Усмешка погасла. — Мы можем больше никогда не увидеться, Пол, — продолжал он, — так что не думай обо мне плохо. Я обнаружил, что совершил еще одну ошибку, — думал так, по крайней мере. Через некоторое время оказалось, что со мной она не более счастлива, чем была с ним. Если бы мы стремились к чему-то одному, как легко было бы жить; но ведь это не так. Остается разве что подбросить монетку. И если выпадает орел, нам хочется, чтобы была решка, а когда выпадает решка, мы начинаем думать о том, что мы потеряли из-за того, что не выпал орел. Любовь — это далеко не все в жизни женщины, не больше, чем в жизни мужчины. Он не подал на развод, и это было очень неглупо. Нас избегали, игнорировали. Каким-то женщинам
Она захворала, и я подумал, что вырвал ее из почвы, на которой она выросла только затем, чтобы увидеть, как она умрет. А потом появился он, как раз в нужный момент. Не могу им не восхищаться. Мужчины обычно мстят неулюже, ранят сами себя, он же был так аккуратен, так терпелив. Мне даже не стыдно, что я угодил в его ловушку, — так изумительно она была расставлена. Может быть, я его презирал, потому что мне казалось, что он легко смирился с ударом?
Да какое ему было дело до меня и того, что я думал? Она — вот что ею волновало. Он-то знал ее лучше, чем я, он понимал, что рано или поздно ей это наскучит, — не любовь, но наша жизнь; что она с тоской припомнит все, что утратила. Болван! Рогоносец! Что ему было до того, что весь мир будет смеяться и издеваться над ним? Такая любовь не одного мужчину превратила в глупца. Мог ли я не отдать ее ему?
Клянусь Богом!
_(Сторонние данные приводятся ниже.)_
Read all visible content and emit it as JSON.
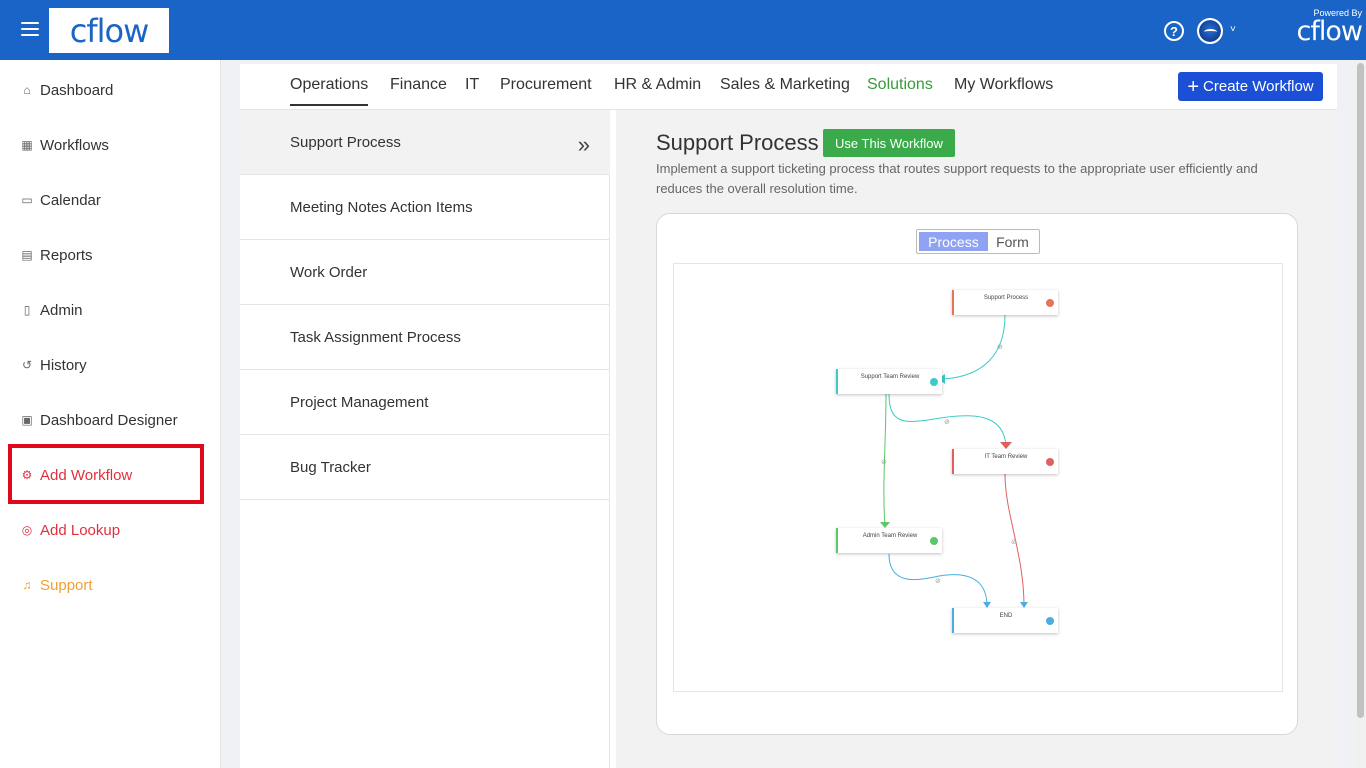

Он играл превосходно; чуть ли не всю ночь мы разговаривали, и я время от времени покидал его, тихонько крался наверх и прислушивался к ее дыханию. Он просил моего совета — я как бы считался непоколебимым и здравомыслящим партнером. Как ему лучше к ней подойти после того, как я уеду? Куда ее повезти? Как им жить, пока не утихнут сплетни? И я сидел напротив — как ему, должно быть, хотелось рассмеяться прямо мне в глупую физиономию — и давал ему советы. Мы никак не могли прийти к согласию по поводу возможной поездки на яхте, и я помню, как отыскал атлас, и как мы сидели над ним, склонив головы друг к другу. Боже! Как я завидую ему из-за этой ночи!
Он откинулся на подушки, рассмеялся, закашлялся, снова рассмеялся и снова закашлялся, и меня пронзил страх, что этот долгий, неудержимый, прерывистый смех окажется последним. Но нет, он успокоился и некоторое время лежал молча, собираясь с силами.
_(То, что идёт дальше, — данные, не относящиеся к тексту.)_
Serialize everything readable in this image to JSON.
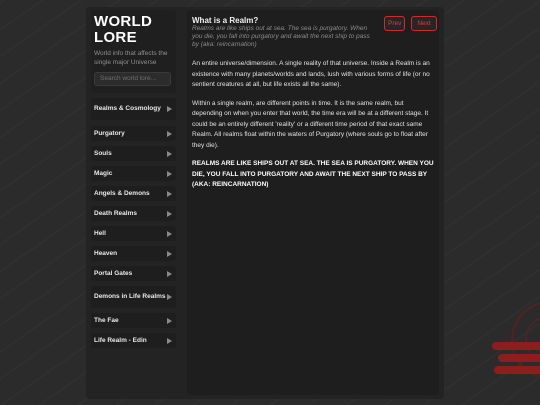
{
  "sidebar": {
    "title_line1": "WORLD",
    "title_line2": "LORE",
    "subtitle": "World info that affects the single major Universe",
    "search_placeholder": "Search world lore...",
    "items": [
      {
        "label": "Realms & Cosmology"
      },
      {
        "label": "Purgatory"
      },
      {
        "label": "Souls"
      },
      {
        "label": "Magic"
      },
      {
        "label": "Angels & Demons"
      },
      {
        "label": "Death Realms"
      },
      {
        "label": "Hell"
      },
      {
        "label": "Heaven"
      },
      {
        "label": "Portal Gates"
      },
      {
        "label": "Demons in Life Realms"
      },
      {
        "label": "The Fae"
      },
      {
        "label": "Life Realm - Edin"
      }
    ]
  },
  "article": {
    "title": "What is a Realm?",
    "subtitle": "Realms are like ships out at sea. The sea is purgatory. When you die, you fall into purgatory and await the next ship to pass by (aka: reincarnation)",
    "prev_label": "Prev",
    "next_label": "Next",
    "paragraphs": [
      "An entire universe/dimension. A single reality of that universe. Inside a Realm is an existence with many planets/worlds and lands, lush with various forms of life (or no sentient creatures at all, but life exists all the same).",
      "Within a single realm, are different points in time. It is the same realm, but depending on when you enter that world, the time era will be at a different stage. It could be an entirely different 'reality' or a different time period of that exact same Realm. All realms float within the waters of Purgatory (where souls go to float after they die).",
      "REALMS ARE LIKE SHIPS OUT AT SEA. THE SEA IS PURGATORY. WHEN YOU DIE, YOU FALL INTO PURGATORY AND AWAIT THE NEXT SHIP TO PASS BY (AKA: REINCARNATION)"
    ]
  },
  "colors": {
    "accent": "#d22a2a",
    "background": "#2b2b2b",
    "panel": "#1e1e1e"
  }
}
— Потом возник вопрос: а как мне уйти? Она все-таки любила меня. Он был убежден в этом, и, раз уж на то пошло, я тоже. Так что пока она считала, что я ее люблю, она бы меня не оставила. Новая надежда могла возникнуть только от отчаяния. Разве я не способен на жертву ради нее, разве не смогу ее убедить, что устал от нее? А убедить ее можно было только одним способом. Если я уеду один, — этого будет недостаточно; она может заподозрить, почему это случилось, и поехать следом. А ведь это ради нее и опять я разыграл из себя героя, Пол, такого тупоголового героя, которому аплодировать надо, а не свистеть. В ту ночь, когда я ушел, я любил ее, как никогда не любил. В коридоре я скинул сапоги и дальше шел в носках. Ему я сказал, что просто переоденусь и возьму кое-что из вещей. Он стиснул мне руку, и слезы выступили у него на глазах. Не странно ли, что и сдерживаемое веселье, и явная грусть проявляются одинаково? Я вошел к ней в комнату. Я не посмел ее поцеловать из боязни разбудить, — но прядь волос — помнишь, какие они были длинные? — упала с подушки, доставая до самого пола. Я прижался к ней губами, там, где она свешивалась с кровати, да так, что губы начали кровоточить. Я до сих пор помню это ощущение — холодное железо и теплые, мягкие, шелковистые волосы. Когда я спустился, он сказал, что меня не было три четверти часа. И мы вышли из дома вместе, он и я. Больше я ее не видел.